When we saw Espressoda in a store on the mainland, Khoa and I just had to buy it. It sounds disgusting, but we couldn’t pass up another opportunity to drink such a random flavor combination. Coffee and hazelnut sounds great. Coffee and chocolate, even better. Even coffee and liquor is a pretty good pair (Bailey’s, anyone?). But Coffee and soda? That’s a flavor combo that makes you wonder what the makers were thinking. And that’s exactly why we bought it.
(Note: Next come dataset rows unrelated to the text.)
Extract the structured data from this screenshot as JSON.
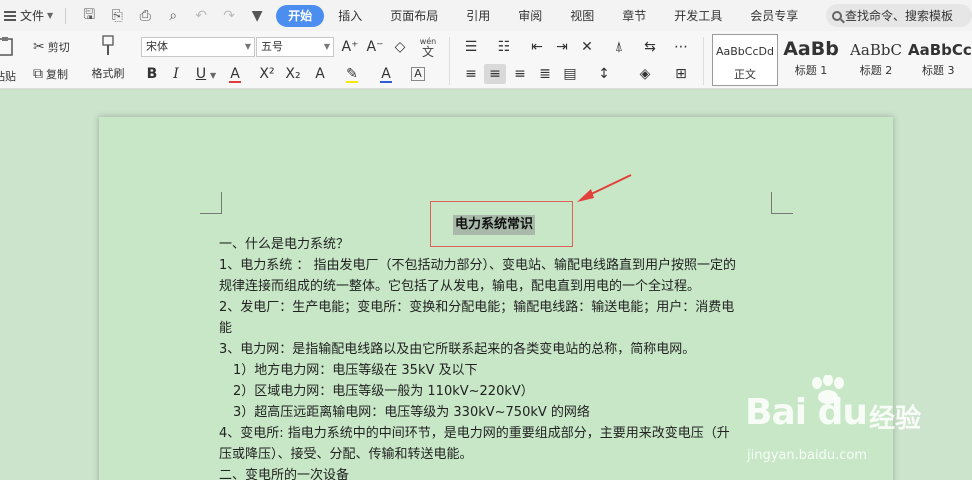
{
  "menubar": {
    "file_label": "文件",
    "tabs": [
      {
        "label": "开始",
        "active": true
      },
      {
        "label": "插入"
      },
      {
        "label": "页面布局"
      },
      {
        "label": "引用"
      },
      {
        "label": "审阅"
      },
      {
        "label": "视图"
      },
      {
        "label": "章节"
      },
      {
        "label": "开发工具"
      },
      {
        "label": "会员专享"
      }
    ],
    "search_text": "查找命令、搜索模板"
  },
  "ribbon": {
    "paste_partial": "粘贴",
    "cut_label": "剪切",
    "copy_label": "复制",
    "format_painter_label": "格式刷",
    "font_name": "宋体",
    "font_size": "五号",
    "wen_label": "wén",
    "styles": [
      {
        "sample": "AaBbCcDd",
        "name": "正文"
      },
      {
        "sample": "AaBb",
        "name": "标题 1"
      },
      {
        "sample": "AaBbC",
        "name": "标题 2"
      },
      {
        "sample": "AaBbCc",
        "name": "标题 3"
      }
    ]
  },
  "document": {
    "title": "电力系统常识",
    "lines": [
      "一、什么是电力系统？",
      "1、电力系统 ：  指由发电厂（不包括动力部分）、变电站、输配电线路直到用户按照一定的",
      "规律连接而组成的统一整体。它包括了从发电，输电，配电直到用电的一个全过程。",
      "2、发电厂：生产电能；变电所：变换和分配电能；输配电线路：输送电能；用户：消费电",
      "能",
      "3、电力网：是指输配电线路以及由它所联系起来的各类变电站的总称，简称电网。",
      "1）地方电力网：电压等级在 35kV 及以下",
      "2）区域电力网：电压等级一般为 110kV~220kV）",
      "3）超高压远距离输电网：电压等级为 330kV~750kV 的网络",
      "4、变电所: 指电力系统中的中间环节，是电力网的重要组成部分，主要用来改变电压（升",
      "压或降压）、接受、分配、传输和转送电能。",
      "二、变电所的一次设备"
    ]
  },
  "watermark": {
    "brand": "Bai du",
    "jingyan": "经验",
    "url": "jingyan.baidu.com"
  }
}
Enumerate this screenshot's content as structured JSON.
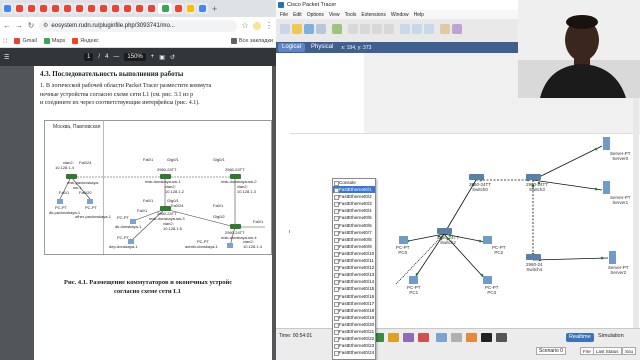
{
  "browser": {
    "tab_colors": [
      "#4285f4",
      "#ea4335",
      "#ea4335",
      "#ea4335",
      "#ea4335",
      "#ea4335",
      "#ea4335",
      "#ea4335",
      "#ea4335",
      "#ea4335",
      "#ea4335",
      "#ea4335",
      "#ea4335",
      "#34a853",
      "#ea4335",
      "#fbbc04",
      "#4285f4"
    ],
    "url": "eosystem.rudn.ru/pluginfile.php/3093741/mo...",
    "bookmarks": [
      {
        "label": "Gmail",
        "color": "#ea4335"
      },
      {
        "label": "Maps",
        "color": "#34a853"
      },
      {
        "label": "Яндекс",
        "color": "#fc3f1d"
      }
    ],
    "all_bookmarks": "Все закладки",
    "pdf": {
      "page": "1",
      "pages": "4",
      "zoom": "150%"
    }
  },
  "document": {
    "heading": "4.3.  Последовательность выполнения работы",
    "para": [
      "1. В логической рабочей области Packet Tracer разместите коммута",
      "    нечные устройства согласно схеме сети L1 (см. рис. 3.1 из р",
      "    и соедините их через соответствующие интерфейсы (рис. 4.1)."
    ],
    "figure_area": "Москва, Павловская",
    "figure_labels": {
      "l1": "vlan2:",
      "l2": "10.128.1.4",
      "l3": "Fa0/24",
      "l4": "msk-pavlovskaya-",
      "l5": "sw-1",
      "l6": "Fa0/1",
      "l7": "Fa0/20",
      "l8": "PC-PT",
      "l9": "dk-pavlovskaya-1",
      "l10": "PC-PT",
      "l11": "other-pavlovskaya-1",
      "m1": "Fa0/1",
      "m2": "Gig0/1",
      "m3": "Gig0/1",
      "m4": "2960-24TT",
      "m5": "2960-24TT",
      "m6": "msk-donskaya-sw-1",
      "m7": "msk-donskaya-sw-2",
      "m8": "vlan2:",
      "m9": "10.128.1.2",
      "m10": "vlan2:",
      "m11": "10.128.1.3",
      "m12": "Fa0/1",
      "m13": "Gig0/1",
      "m14": "Fa0/24",
      "m15": "Fa0/1",
      "m16": "2960-24TT",
      "m17": "msk-donskaya-sw-3",
      "m18": "PC-PT",
      "m19": "dk-donskaya-1",
      "m20": "PC-PT",
      "m21": "dep-donskaya-1",
      "m22": "vlan2:",
      "m23": "10.128.1.5",
      "m24": "Gig0/2",
      "m25": "2960-24TT",
      "m26": "msk-donskaya-sw-4",
      "m27": "vlan2:",
      "m28": "10.128.1.4",
      "m29": "PC-PT",
      "m30": "admin-donskaya-1",
      "m31": "Fa0/1",
      "m32": "Fa0/1"
    },
    "caption": [
      "Рис. 4.1. Размещение коммутаторов и оконечных устройс",
      "согласно схеме сети L1"
    ]
  },
  "packet_tracer": {
    "title": "Cisco Packet Tracer",
    "menu": [
      "File",
      "Edit",
      "Options",
      "View",
      "Tools",
      "Extensions",
      "Window",
      "Help"
    ],
    "tab_logical": "Logical",
    "tab_physical": "Physical",
    "coords": "x: 194, y: 373",
    "time": "Time: 00:54:01",
    "realtime": "Realtime",
    "simulation": "Simulation",
    "scenario": "Scenario 0",
    "fire": "Fire",
    "last_status": "Last Status",
    "source": "Sou",
    "devices": {
      "sw_left": "2960\nSwitch",
      "sw0": "2960-24TT\nSwitch0",
      "sw2": "2960-24TT\nSwitch2",
      "sw3": "2960-24TT\nSwitch3",
      "sw4": "2960-24\nSwitch4",
      "pc0": "PC-PT\nPC0",
      "pc1": "PC-PT\nPC1",
      "pc2": "PC-PT\nPC2",
      "pc3": "PC-PT\nPC3",
      "pc_left": "PC-PT\nPC0",
      "srv0": "Server-PT\nServer0",
      "srv1": "Server-PT\nServer1",
      "srv2": "Server-PT\nServer2"
    },
    "port_menu": [
      "Console",
      "FastEthernet0/1",
      "FastEthernet0/2",
      "FastEthernet0/3",
      "FastEthernet0/4",
      "FastEthernet0/5",
      "FastEthernet0/6",
      "FastEthernet0/7",
      "FastEthernet0/8",
      "FastEthernet0/9",
      "FastEthernet0/10",
      "FastEthernet0/11",
      "FastEthernet0/12",
      "FastEthernet0/13",
      "FastEthernet0/14",
      "FastEthernet0/15",
      "FastEthernet0/16",
      "FastEthernet0/17",
      "FastEthernet0/18",
      "FastEthernet0/19",
      "FastEthernet0/20",
      "FastEthernet0/21",
      "FastEthernet0/22",
      "FastEthernet0/23",
      "FastEthernet0/24"
    ],
    "port_menu_highlight": 1
  }
}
To tell you the truth, while we were on the mainland, we never got around to actually trying our new found beverage. We took it back with us on the boat, promising each other that we’d try it when we got home. A few weeks later and it was still kicking around in the fridge, cozying up to our half empty (or is it half full) bottle of sriracha sauce brought back from our trip to the US in February. Today, we decided that it was time to see what Espressoda was all about.
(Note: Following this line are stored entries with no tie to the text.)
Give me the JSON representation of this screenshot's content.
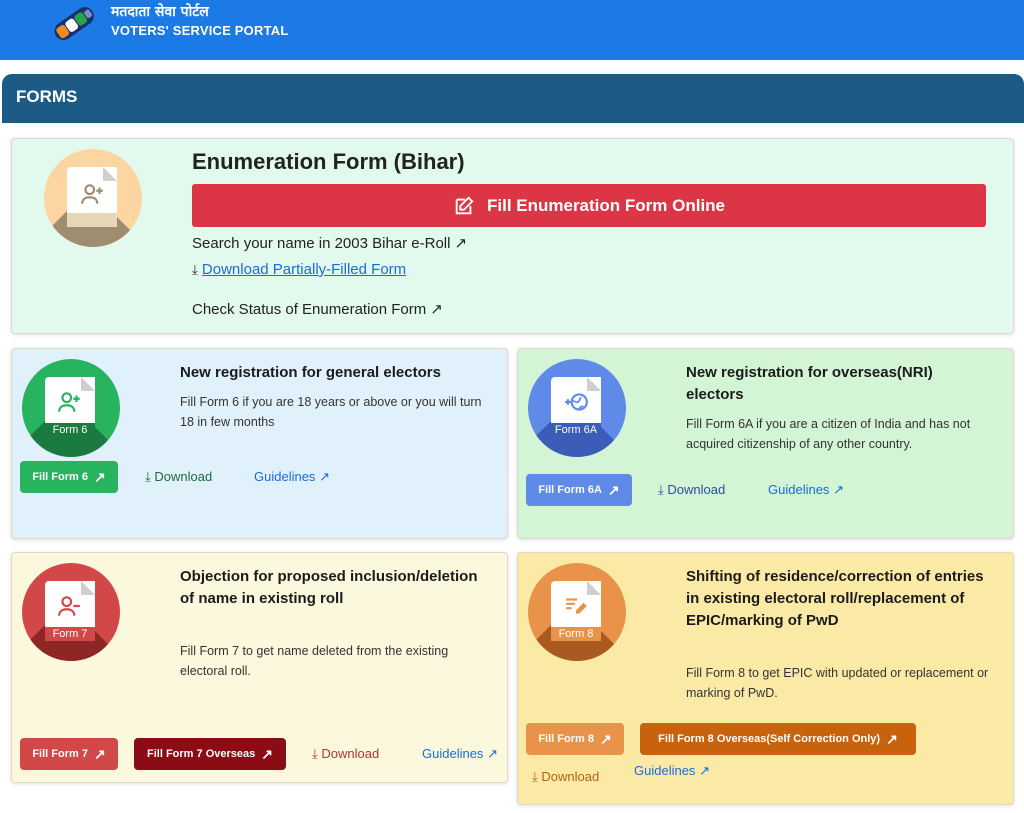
{
  "header": {
    "title_hi": "मतदाता सेवा पोर्टल",
    "title_en": "VOTERS' SERVICE PORTAL"
  },
  "section": {
    "title": "FORMS"
  },
  "enumeration": {
    "title": "Enumeration Form (Bihar)",
    "fill_online_label": "Fill Enumeration Form Online",
    "search_label": "Search your name in 2003 Bihar e-Roll",
    "download_partial_label": "Download Partially-Filled Form",
    "check_status_label": "Check Status of Enumeration Form"
  },
  "form6": {
    "badge": "Form 6",
    "title": "New registration for general electors",
    "desc": "Fill Form 6 if you are 18 years or above or you will turn 18 in few months",
    "fill_label": "Fill Form 6",
    "download_label": "Download",
    "guidelines_label": "Guidelines"
  },
  "form6a": {
    "badge": "Form 6A",
    "title": "New registration for overseas(NRI) electors",
    "desc": "Fill Form 6A if you are a citizen of India and has not acquired citizenship of any other country.",
    "fill_label": "Fill Form 6A",
    "download_label": "Download",
    "guidelines_label": "Guidelines"
  },
  "form7": {
    "badge": "Form 7",
    "title": "Objection for proposed inclusion/deletion of name in existing roll",
    "desc": "Fill Form 7 to get name deleted from the existing electoral roll.",
    "fill_label": "Fill Form 7",
    "fill_overseas_label": "Fill Form 7 Overseas",
    "download_label": "Download",
    "guidelines_label": "Guidelines"
  },
  "form8": {
    "badge": "Form 8",
    "title": "Shifting of residence/correction of entries in existing electoral roll/replacement of EPIC/marking of PwD",
    "desc": "Fill Form 8 to get EPIC with updated or replacement or marking of PwD.",
    "fill_label": "Fill Form 8",
    "fill_overseas_label": "Fill Form 8 Overseas(Self Correction Only)",
    "download_label": "Download",
    "guidelines_label": "Guidelines"
  },
  "colors": {
    "header_blue": "#1b7ae6",
    "forms_bar": "#1b5b86",
    "danger_red": "#dc3545",
    "form6_green": "#28b35f",
    "form6a_blue": "#5f8ae8",
    "form7_red": "#d24848",
    "form7_overseas": "#8b0c14",
    "form8_orange": "#e8924a",
    "form8_overseas": "#c9620c"
  },
  "icons": [
    "ballot-logo-icon",
    "edit-icon",
    "arrow-up-right-icon",
    "download-icon",
    "add-user-icon",
    "globe-icon",
    "remove-user-icon",
    "edit-lines-icon"
  ]
}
As soon as you crack open the bottle, you’re hit with an intense scent of old, burnt coffee. Not a good start. I was hesitant to even take a sip of the bubbly concoction, but down the hatch it went. I instantly regretted my spirit of adventure. Not only did it taste exactly like it smelled (like old coffee), there was an awkward sweetness that was only amplified by the carbonation. I don’t know how they did it, but Espressoda tastes even worse than it sounds. I managed to take another sip, but that was all I could muster. Khoa laughed at me as my face contorted into all sorts of disgusted poses. He claims Espressoda would taste better if they put cream in it…I don’t think anything can save this monstrosity of a drink. I read the Espressoda label and couldn’t help but smirk. “A twist of bold coffee and refreshing soda.” Not quite. Even now, as I write this post, the awful taste of day-old coffee still lingers on my tongue.
The coffee-soda combo made me yearn for my beloved Za Supakuringu (The Sparkling), a carbonated green tea beverage that was only produced in the summer of 2010. That limited time drink, unlike Espressoda, was awesome!
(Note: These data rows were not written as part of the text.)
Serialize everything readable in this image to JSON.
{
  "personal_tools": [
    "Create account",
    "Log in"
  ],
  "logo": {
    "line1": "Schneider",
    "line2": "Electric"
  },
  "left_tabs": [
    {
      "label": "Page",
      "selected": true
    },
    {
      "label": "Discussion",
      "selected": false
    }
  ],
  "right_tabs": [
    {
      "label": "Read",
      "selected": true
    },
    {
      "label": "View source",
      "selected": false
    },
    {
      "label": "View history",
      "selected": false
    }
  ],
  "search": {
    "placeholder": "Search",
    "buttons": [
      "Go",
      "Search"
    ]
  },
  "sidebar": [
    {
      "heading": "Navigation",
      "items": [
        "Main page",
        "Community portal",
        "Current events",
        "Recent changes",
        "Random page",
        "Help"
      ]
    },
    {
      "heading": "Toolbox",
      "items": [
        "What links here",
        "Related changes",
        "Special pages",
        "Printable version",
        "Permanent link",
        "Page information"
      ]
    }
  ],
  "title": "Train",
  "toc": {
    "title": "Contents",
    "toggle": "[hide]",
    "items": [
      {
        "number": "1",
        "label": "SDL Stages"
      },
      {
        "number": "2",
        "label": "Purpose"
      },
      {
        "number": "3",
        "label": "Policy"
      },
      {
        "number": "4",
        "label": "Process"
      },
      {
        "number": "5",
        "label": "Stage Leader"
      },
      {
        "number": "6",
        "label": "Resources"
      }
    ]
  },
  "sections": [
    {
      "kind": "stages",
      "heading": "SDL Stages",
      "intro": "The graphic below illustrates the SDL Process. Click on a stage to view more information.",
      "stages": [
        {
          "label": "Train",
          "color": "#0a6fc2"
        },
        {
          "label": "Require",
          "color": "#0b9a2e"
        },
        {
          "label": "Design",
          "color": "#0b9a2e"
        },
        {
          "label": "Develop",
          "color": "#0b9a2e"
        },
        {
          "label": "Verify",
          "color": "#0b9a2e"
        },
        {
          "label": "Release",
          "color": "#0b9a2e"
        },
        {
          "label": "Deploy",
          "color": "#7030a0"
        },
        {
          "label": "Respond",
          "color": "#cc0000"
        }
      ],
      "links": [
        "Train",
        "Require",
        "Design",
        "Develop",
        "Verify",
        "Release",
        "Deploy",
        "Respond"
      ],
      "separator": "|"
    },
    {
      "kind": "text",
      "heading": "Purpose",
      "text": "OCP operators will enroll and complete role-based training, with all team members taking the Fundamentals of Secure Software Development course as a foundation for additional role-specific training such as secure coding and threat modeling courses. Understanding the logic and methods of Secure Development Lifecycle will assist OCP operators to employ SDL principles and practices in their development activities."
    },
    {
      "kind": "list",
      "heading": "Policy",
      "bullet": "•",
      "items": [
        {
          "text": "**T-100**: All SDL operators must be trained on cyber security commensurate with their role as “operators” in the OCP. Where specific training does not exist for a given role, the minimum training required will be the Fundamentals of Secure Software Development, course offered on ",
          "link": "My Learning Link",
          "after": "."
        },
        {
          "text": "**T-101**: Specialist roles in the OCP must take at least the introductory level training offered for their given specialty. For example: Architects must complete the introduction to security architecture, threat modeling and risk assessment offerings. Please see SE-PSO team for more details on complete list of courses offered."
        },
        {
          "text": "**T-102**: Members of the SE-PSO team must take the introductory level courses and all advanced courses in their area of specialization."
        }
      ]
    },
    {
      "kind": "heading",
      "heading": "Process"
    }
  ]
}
After a little internet research, I learned that Suntory, the popular beverage company who produces Espressoda, spent $72.5 million developing a special carbonation process to preserve the coffee flavor. With that much research and cash being poured in to Espressoda, you would think they would have developed a tastier beverage. But then again, how thirst quenching can a bottle of carbonated coffee be?